Comment by nabla9

7 years ago

For local addressing inside a computer 16 exabytes is enough.

For global or large system level addressing 128 to 256-bits should be enough.

(note: you may want local 128-bit virtual addressing for other reasons than accessing more memory)

"(note: you may want local 128-bit virtual addressing for other reasons than accessing more memory)"

Yes, that's why IPv6 is as big as it is. We could fit pretty comfortably into 64 bits for a long time, really, if you assume we fairly tightly pack everybody in. 128 bits is really to give us some routing headroom, not because anyone seriously thinks we're going to use IPv6 on 2^128 distinct targets any time soon. (By the time we have a "galactic internet" it sure won't be using IPv6, not because it's bad or wrong but just because we're going to need something designed to handle the very different challenges involved.)

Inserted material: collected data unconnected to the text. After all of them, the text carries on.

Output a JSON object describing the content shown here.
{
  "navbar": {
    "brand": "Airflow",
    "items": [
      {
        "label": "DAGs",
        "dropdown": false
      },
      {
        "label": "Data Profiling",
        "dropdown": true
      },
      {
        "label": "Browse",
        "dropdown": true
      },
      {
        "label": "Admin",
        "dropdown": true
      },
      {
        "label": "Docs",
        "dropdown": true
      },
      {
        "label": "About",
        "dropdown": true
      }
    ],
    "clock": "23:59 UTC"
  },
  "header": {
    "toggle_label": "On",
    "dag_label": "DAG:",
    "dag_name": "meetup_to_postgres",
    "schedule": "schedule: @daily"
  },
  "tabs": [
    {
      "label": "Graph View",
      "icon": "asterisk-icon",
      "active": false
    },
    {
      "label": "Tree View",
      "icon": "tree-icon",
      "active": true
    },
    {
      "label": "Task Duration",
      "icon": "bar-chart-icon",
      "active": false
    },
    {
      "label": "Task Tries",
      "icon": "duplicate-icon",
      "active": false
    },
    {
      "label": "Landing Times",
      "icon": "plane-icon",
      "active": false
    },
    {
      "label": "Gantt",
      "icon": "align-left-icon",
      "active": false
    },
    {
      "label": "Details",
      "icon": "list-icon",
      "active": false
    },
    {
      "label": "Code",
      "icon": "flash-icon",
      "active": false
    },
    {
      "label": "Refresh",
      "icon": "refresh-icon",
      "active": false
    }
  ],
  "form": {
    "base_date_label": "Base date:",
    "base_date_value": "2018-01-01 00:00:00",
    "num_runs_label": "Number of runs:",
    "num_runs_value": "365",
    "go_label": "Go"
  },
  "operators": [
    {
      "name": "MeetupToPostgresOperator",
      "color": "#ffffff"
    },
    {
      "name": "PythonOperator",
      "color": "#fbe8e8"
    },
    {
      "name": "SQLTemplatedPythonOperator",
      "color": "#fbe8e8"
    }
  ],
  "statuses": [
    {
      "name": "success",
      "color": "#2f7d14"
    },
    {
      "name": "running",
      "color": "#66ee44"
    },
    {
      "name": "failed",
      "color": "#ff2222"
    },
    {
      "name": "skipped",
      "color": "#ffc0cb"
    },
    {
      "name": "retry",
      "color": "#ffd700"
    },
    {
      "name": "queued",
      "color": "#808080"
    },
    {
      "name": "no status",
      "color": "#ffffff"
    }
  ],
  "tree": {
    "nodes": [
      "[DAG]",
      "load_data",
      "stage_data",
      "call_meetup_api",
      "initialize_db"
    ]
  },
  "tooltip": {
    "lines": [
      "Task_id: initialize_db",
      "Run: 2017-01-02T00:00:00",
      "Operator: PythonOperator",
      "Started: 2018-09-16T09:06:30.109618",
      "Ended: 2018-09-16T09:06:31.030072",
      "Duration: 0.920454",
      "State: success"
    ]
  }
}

  • Intergalactic (or interplanetary even) networking is more likely to be UUCP like than TCP like, but that doesn't mean it won't need addressing, and that addressing might as well be IPv6. Maybe we can get packets larger than 1500 bytes though.

I think there are roughly 2^166 atoms on earth (translating 10^50 if I didn't mess up my maths). So clearly we don't need 256 bit addressing for any system!

  • The problems of allocating memory addresses in global scale requires distributed probabilistic addressing or otherwise inefficient address space distributions.

    You don't want to share the same compact memory allocator with the malloc(3) from the other side of the galaxy, or even different city.